Nor do we find support in N.J.A.C. 10:71-4.10(d)(4) for the Acting Director's conclusion that the exemption does not apply when a child arranges for home healthcare aides to assist in providing care to a parent. Nothing in the regulation requires the child to be the sole caregiver to a parent to qualify for the exemption. It is instead the extent of the assistance provided by the child that is relevant. In her decision, the Acting Director asked, in light of the extensive personal services A.M. provided to his mother before and after work, and the number of hours M.M. slept, "what services were the aides paid ... to perform?" The question both contradicts the Acting Director's finding that A.M. failed to prove that he provided non-expected services to M.M. before and after work and overlooks evidence in the record regarding M.M.'s need for overnight assistance. A.M.'s testimony and medical records indicate that M.M. wandered during the night, requiring A.M.'s intervention for her safety, and sometimes soiled her bed, requiring further assistance from A.M. The aides provided necessary assistance and monitoring of M.M. in the comparatively few hours per week that A.M. was not directly caring for his mother to allow him to maintain his employment and a source of income for the household.

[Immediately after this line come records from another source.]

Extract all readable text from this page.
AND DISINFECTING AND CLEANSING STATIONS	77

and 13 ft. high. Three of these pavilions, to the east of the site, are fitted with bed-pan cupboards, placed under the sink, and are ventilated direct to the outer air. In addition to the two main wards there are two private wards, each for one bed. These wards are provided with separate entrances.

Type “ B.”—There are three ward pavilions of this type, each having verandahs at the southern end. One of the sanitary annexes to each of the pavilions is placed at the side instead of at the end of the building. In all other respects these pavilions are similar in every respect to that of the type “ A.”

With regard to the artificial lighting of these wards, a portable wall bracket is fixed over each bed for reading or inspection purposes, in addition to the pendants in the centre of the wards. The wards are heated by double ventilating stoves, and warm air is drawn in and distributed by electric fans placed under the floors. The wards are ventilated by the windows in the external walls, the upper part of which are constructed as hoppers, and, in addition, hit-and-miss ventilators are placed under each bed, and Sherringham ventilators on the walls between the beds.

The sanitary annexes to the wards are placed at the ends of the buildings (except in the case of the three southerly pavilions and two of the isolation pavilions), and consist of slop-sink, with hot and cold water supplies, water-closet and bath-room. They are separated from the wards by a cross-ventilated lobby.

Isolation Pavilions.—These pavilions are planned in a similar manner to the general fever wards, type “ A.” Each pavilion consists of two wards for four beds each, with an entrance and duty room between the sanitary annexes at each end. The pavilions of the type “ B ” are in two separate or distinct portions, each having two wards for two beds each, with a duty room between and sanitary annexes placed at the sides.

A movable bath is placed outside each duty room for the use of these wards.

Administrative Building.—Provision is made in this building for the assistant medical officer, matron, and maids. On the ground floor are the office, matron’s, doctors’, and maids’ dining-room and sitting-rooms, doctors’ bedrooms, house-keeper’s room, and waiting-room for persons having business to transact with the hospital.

We also find no support in the regulation for the Acting Director's conclusion that the source of the funds used to pay for the home healthcare aides has legal import. It is undisputed that A.M. paid for the aides with M.M.'s funds. The regulation does not, however, require that the child caregiver finance all of the care provided to a parent to qualify for the exemption. A.M. arranged for the aides to assist his mother while he was at work. He was responsible for ensuring daily coverage, instructed the aides each morning on his mother's condition, scheduled medication, and needs, and relieved them when he returned home. A.M. arranged for and oversaw the care the aides provided to M.M., whose condition made it impossible for her to perform those tasks for herself.
Because the Assistant Director erred in her application of N.J.A.C. 10:71-4.10(d)(4), we reverse her determination that A.M. is not entitled to the child caregiver exemption for any assets transferred to him by M.M. in the 2014 deed.
There is ample support in the record for the Assistant Director's determination that M.M. relinquished her life estate in the property in the 2014 deed. A.M. does not dispute this finding. This interest in the home, B.D. v. Div. of Med. Assistance & Health Servs., 397 N.J. Super. 384, 392, 937 A.2d 980 (App. Div. 2007), also falls within the child caregiver exemption. The June 14, 2019 final agency decision of the Acting Director is reversed to the extent that it imposes a look-back penalty on M.M. The agency is directed to take appropriate steps to implement our determination promptly and no later than forty-five days from the date of this opinion.
In light of our determination that N.J.A.C. 10:71-4.10(d)(4) precludes imposition of a look-back penalty, we need not decide A.M.'s due process arguments.